The National Assembly members have been part of the problem.  They must be part of the solution,  They must sit continually, if necessary, to help the new administration clean up the mess.  As an emergency measure, an omnibus bill repealing all these clauses that were clearly targeted at the opposition should be able to solve the immediate problems facing the incoming administration.  A Constitutional Review Commission to address the constitution in whole will not be supplanted by these immediate remedial measures.

It is our view that this is not the constitutional crisis some would like us to believe.  It is a bad, repugnant and odious law, it needs to be gotten rid of, one way or the other.  Extraordinary situations of this nature requires extraordinary remedial action and not verbose arguments about obnoxious laws that have been inherited by the new administrations.

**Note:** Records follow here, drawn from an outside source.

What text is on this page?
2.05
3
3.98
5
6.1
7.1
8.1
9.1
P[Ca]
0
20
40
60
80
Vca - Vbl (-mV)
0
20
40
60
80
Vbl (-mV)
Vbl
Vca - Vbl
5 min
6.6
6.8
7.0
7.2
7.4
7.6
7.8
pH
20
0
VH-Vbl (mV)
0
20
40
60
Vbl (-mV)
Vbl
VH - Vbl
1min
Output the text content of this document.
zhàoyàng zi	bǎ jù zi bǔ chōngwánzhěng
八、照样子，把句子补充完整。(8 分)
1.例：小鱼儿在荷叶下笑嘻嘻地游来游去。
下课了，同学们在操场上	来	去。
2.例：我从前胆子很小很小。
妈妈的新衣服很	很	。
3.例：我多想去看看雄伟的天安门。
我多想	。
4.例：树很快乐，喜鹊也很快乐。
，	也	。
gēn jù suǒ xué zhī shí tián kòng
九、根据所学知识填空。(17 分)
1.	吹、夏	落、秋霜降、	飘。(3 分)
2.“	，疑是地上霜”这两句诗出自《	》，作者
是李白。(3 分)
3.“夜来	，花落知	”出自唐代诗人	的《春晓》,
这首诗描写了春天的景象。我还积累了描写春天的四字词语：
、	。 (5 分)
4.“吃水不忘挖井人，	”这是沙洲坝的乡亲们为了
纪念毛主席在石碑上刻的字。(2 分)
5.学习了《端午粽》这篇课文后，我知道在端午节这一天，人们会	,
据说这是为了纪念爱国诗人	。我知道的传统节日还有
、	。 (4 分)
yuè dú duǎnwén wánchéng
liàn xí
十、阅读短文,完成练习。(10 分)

We appreciate the security concerns that might have contributed to Barrow's extended stay in Dakar but it is difficult to justify staying a further day in the Senegalese capital while urgent state matters keep piling up by the minute.  ECOWAS and Senegal through ECOMIC forces should be in a position to provide the new president with adequate security that will allow him to get to work immediately.  Action, and solutions to our mounting problems are what's required right now,  The matter can be resolved legally and constitutionally without it turning into a full blown constitutional crisis, as some have already characterized it.  But if we stoke it, for whatever reason, it will be one.